For Chris Vallimont, A Season Of Extremes
As a general rule, allowing more walks than any pitcher at any level of the organization is the sort of summertime performance that will provoke a team into taking action once the season ends.
And sure enough, after watching Chris Vallimont walked 61 batters in 91 innings Double-A Wichita, the Twins made their feelings about the 24-year-old righthander loud and clear.
They added him to the 40-man roster.
“We like him a lot. We like his stuff. We like his poise, his intangibles,” Twins farm director Alex Hassan said. “He just needs to throw more strikes.”
Well, yes. Vallimont, whom the Twins acquired from the Marlins in a 2019 deal that sent Lewin Diaz to the Marlins, walked 6.0 batters per nine innings for the Wind Surge, more than double his walk rate in 2019.
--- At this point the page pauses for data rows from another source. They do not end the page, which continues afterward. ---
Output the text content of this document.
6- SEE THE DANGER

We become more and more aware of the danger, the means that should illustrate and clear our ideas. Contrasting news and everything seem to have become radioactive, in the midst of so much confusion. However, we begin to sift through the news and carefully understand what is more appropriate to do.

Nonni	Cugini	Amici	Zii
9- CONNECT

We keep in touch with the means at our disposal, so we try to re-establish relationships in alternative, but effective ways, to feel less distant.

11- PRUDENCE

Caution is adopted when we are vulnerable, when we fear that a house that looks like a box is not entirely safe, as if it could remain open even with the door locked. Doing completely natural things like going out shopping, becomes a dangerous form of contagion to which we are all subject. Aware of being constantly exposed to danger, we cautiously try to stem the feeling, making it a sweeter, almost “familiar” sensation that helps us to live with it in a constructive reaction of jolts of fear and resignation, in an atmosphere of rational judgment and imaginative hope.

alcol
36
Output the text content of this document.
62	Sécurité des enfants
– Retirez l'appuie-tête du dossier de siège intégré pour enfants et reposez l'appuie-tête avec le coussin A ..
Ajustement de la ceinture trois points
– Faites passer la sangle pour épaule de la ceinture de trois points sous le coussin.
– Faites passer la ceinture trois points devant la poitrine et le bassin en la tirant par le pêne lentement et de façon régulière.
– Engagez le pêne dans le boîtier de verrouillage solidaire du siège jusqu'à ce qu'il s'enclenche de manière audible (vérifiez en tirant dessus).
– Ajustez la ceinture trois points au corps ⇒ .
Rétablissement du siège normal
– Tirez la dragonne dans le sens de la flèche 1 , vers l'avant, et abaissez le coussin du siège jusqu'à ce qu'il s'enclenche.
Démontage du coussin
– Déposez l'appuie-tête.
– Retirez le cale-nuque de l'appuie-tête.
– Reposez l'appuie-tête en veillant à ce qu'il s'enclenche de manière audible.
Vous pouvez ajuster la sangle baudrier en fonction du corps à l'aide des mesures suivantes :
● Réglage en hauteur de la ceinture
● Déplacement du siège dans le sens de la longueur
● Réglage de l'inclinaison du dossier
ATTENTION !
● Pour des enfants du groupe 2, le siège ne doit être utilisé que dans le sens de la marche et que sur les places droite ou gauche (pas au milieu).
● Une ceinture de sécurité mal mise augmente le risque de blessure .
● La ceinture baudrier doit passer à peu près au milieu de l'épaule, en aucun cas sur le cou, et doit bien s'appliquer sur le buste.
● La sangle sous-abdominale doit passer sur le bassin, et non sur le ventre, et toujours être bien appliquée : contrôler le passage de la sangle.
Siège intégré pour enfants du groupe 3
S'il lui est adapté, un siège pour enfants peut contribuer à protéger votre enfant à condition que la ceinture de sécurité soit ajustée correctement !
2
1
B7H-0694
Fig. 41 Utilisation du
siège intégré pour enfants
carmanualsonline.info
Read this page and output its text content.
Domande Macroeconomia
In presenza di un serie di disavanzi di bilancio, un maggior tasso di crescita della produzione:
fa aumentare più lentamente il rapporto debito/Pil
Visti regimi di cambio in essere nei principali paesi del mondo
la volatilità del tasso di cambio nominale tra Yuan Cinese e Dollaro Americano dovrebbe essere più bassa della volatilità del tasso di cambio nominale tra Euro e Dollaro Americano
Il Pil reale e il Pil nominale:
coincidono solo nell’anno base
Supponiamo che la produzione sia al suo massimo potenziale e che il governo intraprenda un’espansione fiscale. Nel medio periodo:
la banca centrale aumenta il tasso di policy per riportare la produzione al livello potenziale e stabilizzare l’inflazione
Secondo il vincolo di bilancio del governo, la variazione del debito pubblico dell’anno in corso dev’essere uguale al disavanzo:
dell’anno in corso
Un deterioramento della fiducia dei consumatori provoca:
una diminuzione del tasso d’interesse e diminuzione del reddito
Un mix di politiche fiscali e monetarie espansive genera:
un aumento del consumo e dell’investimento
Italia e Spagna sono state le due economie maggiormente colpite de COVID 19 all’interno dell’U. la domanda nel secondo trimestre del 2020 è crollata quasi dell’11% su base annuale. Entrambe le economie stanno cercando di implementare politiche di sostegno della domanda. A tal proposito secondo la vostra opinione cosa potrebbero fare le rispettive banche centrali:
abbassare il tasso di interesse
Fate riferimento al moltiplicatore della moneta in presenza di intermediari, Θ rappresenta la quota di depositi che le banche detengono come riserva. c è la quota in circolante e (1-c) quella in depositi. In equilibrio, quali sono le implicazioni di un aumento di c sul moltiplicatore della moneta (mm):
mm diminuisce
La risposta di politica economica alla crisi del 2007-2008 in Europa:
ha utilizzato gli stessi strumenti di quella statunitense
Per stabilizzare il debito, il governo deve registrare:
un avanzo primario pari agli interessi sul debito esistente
But if that seemed extreme, Vallimont also struck out 12.9 per nine innings, the second-highest rate among starters in the Twins’ system.
Combined with a fastball that can reach 97 mph, that’s the sort of arm that gets swiped in the Rule 5 draft—despite a homer-inflated 6.03 ERA in 21 starts—a prospect that the Twins decided to avoid.
“He has such good movement on his fastball, it generates a high amount of swings and misses. And his slider really came along this year—it’s a strikeout pitch, too,” Hassan said. “He’s someone we see helping us down the road.”
Especially if Vallimont, Miami’s fifth-round pick out of Mercyhurst (Pa.) in 2018, can curb those freebies—and the Twins believe he will.
“It wasn’t his best year, but he had done a good job earlier in his career in throwing strikes. He’s shown the ability to do so,” Hassan said. “We think there are some things we can help him with to get him in the zone a little more. We’ve got some ideas about that.”
SHORT NOTES
— Matt Wallner was hit in the face by a pitch during the Arizona Fall League, but after a couple of days off to recover, the 2019 first-rounder resumed punishing pitchers. Wallner, a corner outfielder who played last summer at High-A Cedar Rapids, posted a .303/.405/.606 slash line in 18 games for Scottsdale, hitting a team-high six home runs.